Very important in daily life, as throughout the ancient world, were vegetables: the difference with other large cities, however, where they were almost exclusively traded by local farmers, was the almost certain presence of small horticultural gardens in the homes.
This feature of Athenian homes, despite the rural area, allowed citizens to produce and use vegetables and herbs: legumes, onions, artichokes, celery, dill, and mint.
SIBARI
As mentioned earlier, the ancient Greek world was not limited to today's borders; many cities in other Mediterranean territories spoke the Greek language and were of the same religion and culture.
An example of these is Sybaris, one of the major cities of Magna Graecia.
Located in the present-day region of Calabria, it founded the foundations of traditional Calabrian cuisine, one of the most popular on the Italic peninsula.
Again Athenaeus tells us of a daily reality where the glitz and laziness of the Sybarites went hand in hand.
A city mainly marked by rest, good food and the ostentation of its wealth.
The fortune of the city came to be defined by its location, the land where it stood produced some of the best wines in the Mediterranean: not to mention the gardens of exquisite herbs and strawberries or the wonderful amount of honey that year-round gave the Sybarites a superior product.
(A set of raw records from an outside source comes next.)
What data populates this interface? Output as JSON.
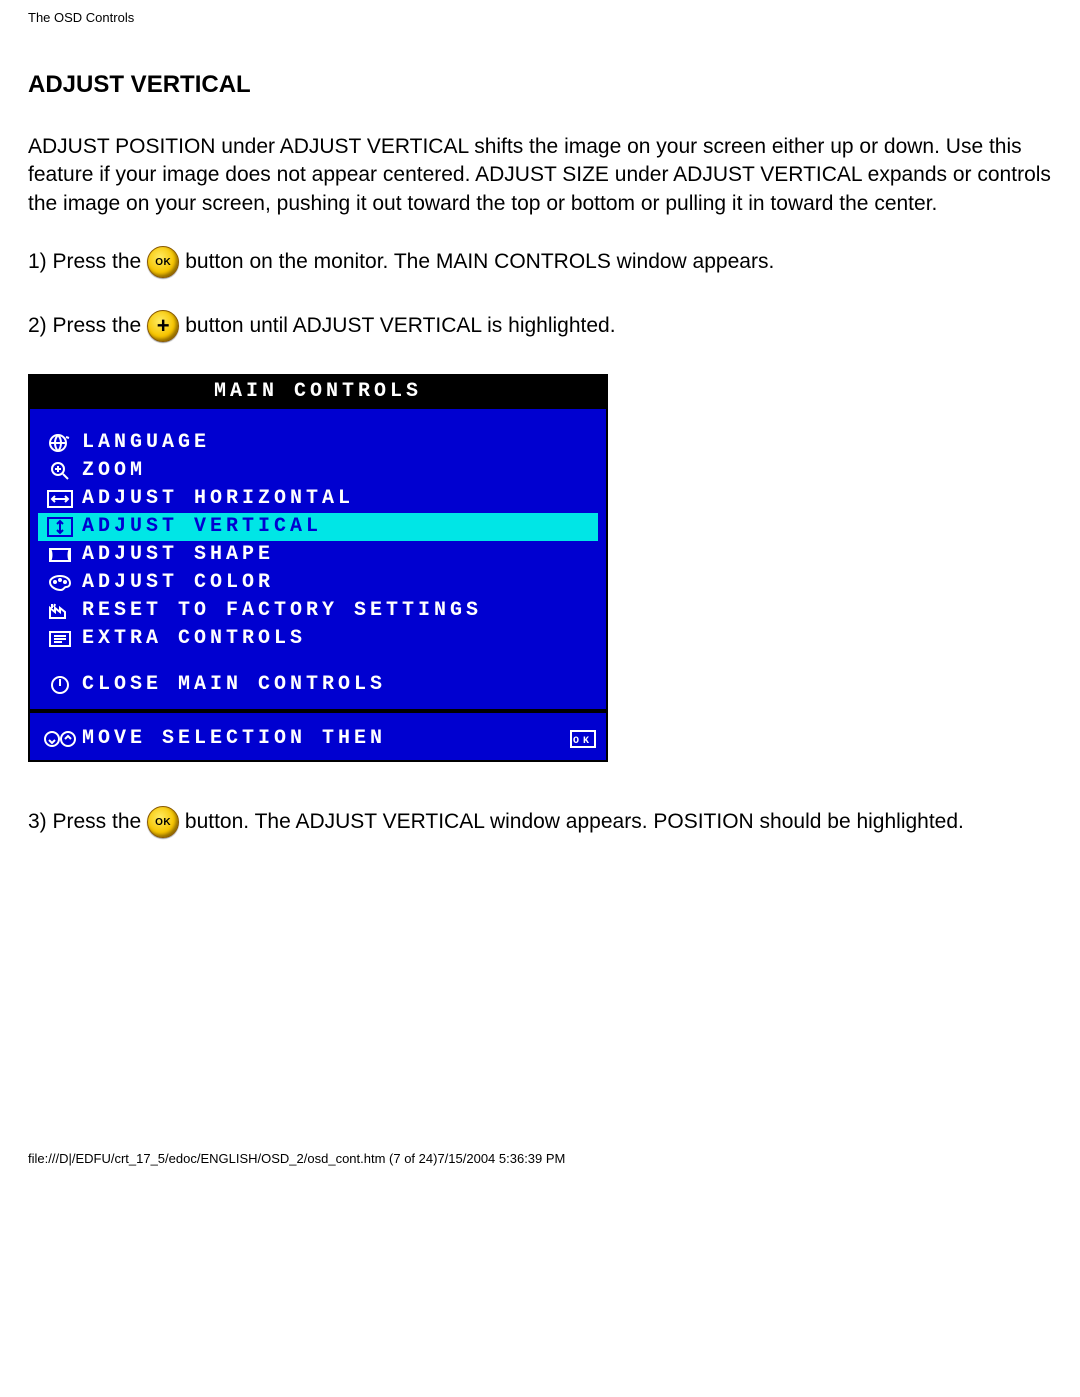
{
  "header": {
    "doc_title": "The OSD Controls"
  },
  "section": {
    "title": "ADJUST VERTICAL",
    "intro": "ADJUST POSITION under ADJUST VERTICAL shifts the image on your screen either up or down. Use this feature if your image does not appear centered. ADJUST SIZE under ADJUST VERTICAL expands or controls the image on your screen, pushing it out toward the top or bottom or pulling it in toward the center."
  },
  "steps": {
    "s1_a": "1) Press the ",
    "s1_b": " button on the monitor. The MAIN CONTROLS window appears.",
    "s2_a": "2) Press the ",
    "s2_b": " button until ADJUST VERTICAL is highlighted.",
    "s3_a": "3) Press the ",
    "s3_b": " button. The ADJUST VERTICAL window appears. POSITION should be highlighted."
  },
  "buttons": {
    "ok_label": "OK",
    "plus_label": "+"
  },
  "osd": {
    "title": "MAIN CONTROLS",
    "items": [
      {
        "label": "LANGUAGE",
        "icon": "globe",
        "highlighted": false
      },
      {
        "label": "ZOOM",
        "icon": "zoom",
        "highlighted": false
      },
      {
        "label": "ADJUST HORIZONTAL",
        "icon": "h-arrows",
        "highlighted": false
      },
      {
        "label": "ADJUST VERTICAL",
        "icon": "v-arrows-box",
        "highlighted": true
      },
      {
        "label": "ADJUST SHAPE",
        "icon": "shape",
        "highlighted": false
      },
      {
        "label": "ADJUST COLOR",
        "icon": "palette",
        "highlighted": false
      },
      {
        "label": "RESET TO FACTORY SETTINGS",
        "icon": "factory",
        "highlighted": false
      },
      {
        "label": "EXTRA CONTROLS",
        "icon": "list",
        "highlighted": false
      }
    ],
    "close_label": "CLOSE MAIN CONTROLS",
    "footer_label": "MOVE SELECTION THEN",
    "footer_end_icon_label": "OK"
  },
  "footer": {
    "path": "file:///D|/EDFU/crt_17_5/edoc/ENGLISH/OSD_2/osd_cont.htm (7 of 24)7/15/2004 5:36:39 PM"
  }
}
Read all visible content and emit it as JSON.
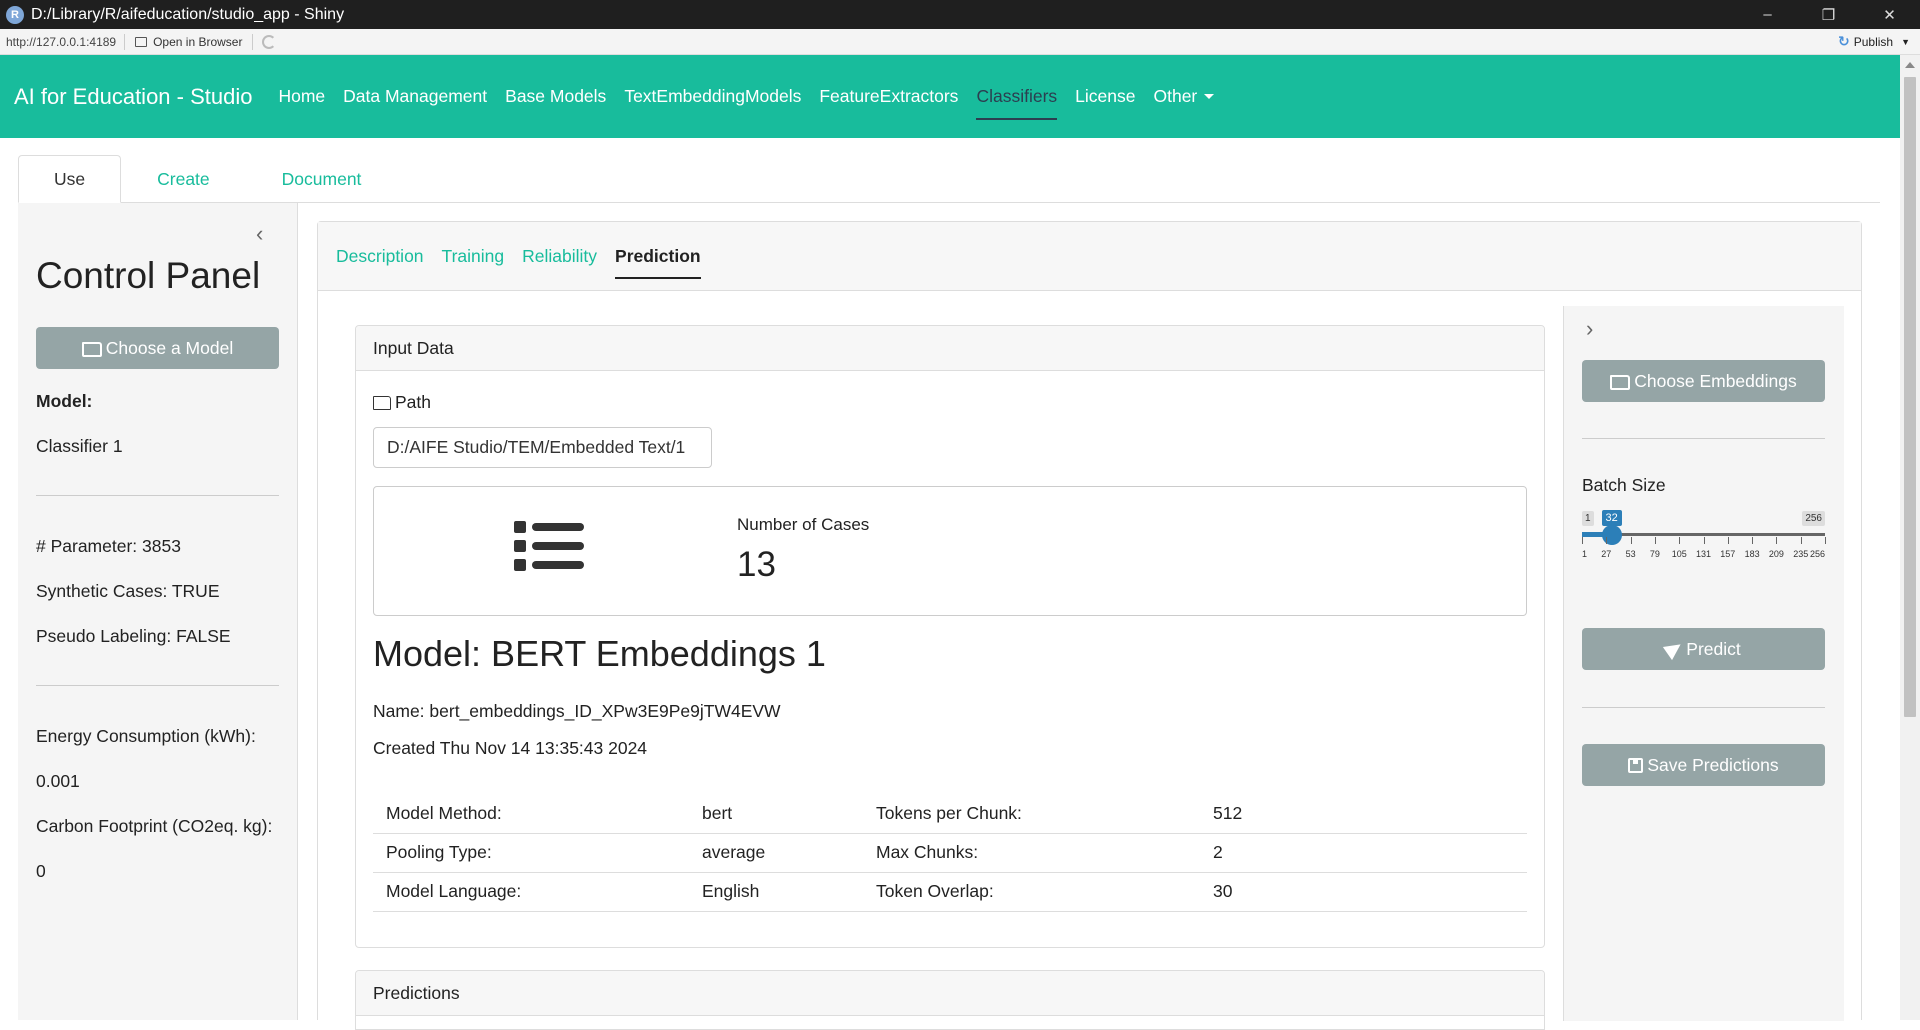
{
  "window": {
    "title": "D:/Library/R/aifeducation/studio_app - Shiny",
    "app_icon_letter": "R"
  },
  "viewer": {
    "url": "http://127.0.0.1:4189",
    "open_browser_label": "Open in Browser",
    "publish_label": "Publish"
  },
  "navbar": {
    "brand": "AI for Education - Studio",
    "items": [
      {
        "label": "Home"
      },
      {
        "label": "Data Management"
      },
      {
        "label": "Base Models"
      },
      {
        "label": "TextEmbeddingModels"
      },
      {
        "label": "FeatureExtractors"
      },
      {
        "label": "Classifiers",
        "active": true
      },
      {
        "label": "License"
      },
      {
        "label": "Other",
        "dropdown": true
      }
    ],
    "color": "#18bc9c"
  },
  "top_tabs": [
    {
      "label": "Use",
      "active": true
    },
    {
      "label": "Create"
    },
    {
      "label": "Document"
    }
  ],
  "sidebar": {
    "title": "Control Panel",
    "choose_model_label": "Choose a Model",
    "model_heading": "Model:",
    "model_name": "Classifier 1",
    "parameter": "# Parameter: 3853",
    "synthetic_cases": "Synthetic Cases: TRUE",
    "pseudo_labeling": "Pseudo Labeling: FALSE",
    "energy_label": "Energy Consumption (kWh):",
    "energy_value": "0.001",
    "carbon_label": "Carbon Footprint (CO2eq. kg):",
    "carbon_value": "0"
  },
  "sub_tabs": [
    {
      "label": "Description"
    },
    {
      "label": "Training"
    },
    {
      "label": "Reliability"
    },
    {
      "label": "Prediction",
      "active": true
    }
  ],
  "input_data": {
    "header": "Input Data",
    "path_label": "Path",
    "path_value": "D:/AIFE Studio/TEM/Embedded Text/1",
    "cases_label": "Number of Cases",
    "cases_value": "13",
    "model_title": "Model: BERT Embeddings 1",
    "name_line": "Name: bert_embeddings_ID_XPw3E9Pe9jTW4EVW",
    "created_line": "Created Thu Nov 14 13:35:43 2024",
    "table": [
      [
        "Model Method:",
        "bert",
        "Tokens per Chunk:",
        "512"
      ],
      [
        "Pooling Type:",
        "average",
        "Max Chunks:",
        "2"
      ],
      [
        "Model Language:",
        "English",
        "Token Overlap:",
        "30"
      ]
    ]
  },
  "predictions": {
    "header": "Predictions"
  },
  "right_panel": {
    "choose_embeddings_label": "Choose Embeddings",
    "batch_size_label": "Batch Size",
    "batch_size": {
      "min": 1,
      "max": 256,
      "value": 32,
      "min_label": "1",
      "max_label": "256",
      "value_label": "32",
      "ticks": [
        "1",
        "27",
        "53",
        "79",
        "105",
        "131",
        "157",
        "183",
        "209",
        "235",
        "256"
      ]
    },
    "predict_label": "Predict",
    "save_label": "Save Predictions"
  }
}
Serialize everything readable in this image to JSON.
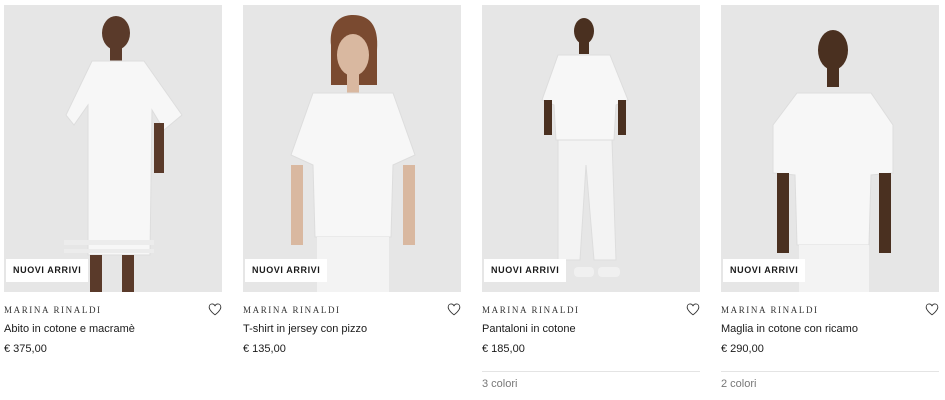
{
  "products": [
    {
      "badge": "NUOVI ARRIVI",
      "brand": "MARINA RINALDI",
      "name": "Abito in cotone e macramè",
      "price": "€ 375,00",
      "colors": ""
    },
    {
      "badge": "NUOVI ARRIVI",
      "brand": "MARINA RINALDI",
      "name": "T-shirt in jersey con pizzo",
      "price": "€ 135,00",
      "colors": ""
    },
    {
      "badge": "NUOVI ARRIVI",
      "brand": "MARINA RINALDI",
      "name": "Pantaloni in cotone",
      "price": "€ 185,00",
      "colors": "3 colori"
    },
    {
      "badge": "NUOVI ARRIVI",
      "brand": "MARINA RINALDI",
      "name": "Maglia in cotone con ricamo",
      "price": "€ 290,00",
      "colors": "2 colori"
    }
  ],
  "icons": {
    "wishlist": "heart-outline-icon"
  },
  "colors": {
    "photo_bg": "#e6e6e6",
    "garment": "#f7f7f7",
    "skin_dark": "#5a3a2a",
    "skin_light": "#d9b8a0"
  }
}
Just as the Athenians felt a special love for fish and marine products, especially the eels they fished in the waters of the Crati River.
The importance given by the Sybarites to the figure of the cook is explained and figured in the words of Athenaeus, who tells us of a kind of "culinary patent" that was awarded to every cook who invented a new combination, a new recipe.
For the course of an entire year only the cook himself could create that dish.
A city certainly very extravagant, worldly and dedicated to the pleasures of life, but undoubtedly open-minded and ahead of many other regions of ancient times.
(So, in which one of these cities you’d like to travel back in time, for a food-trip?)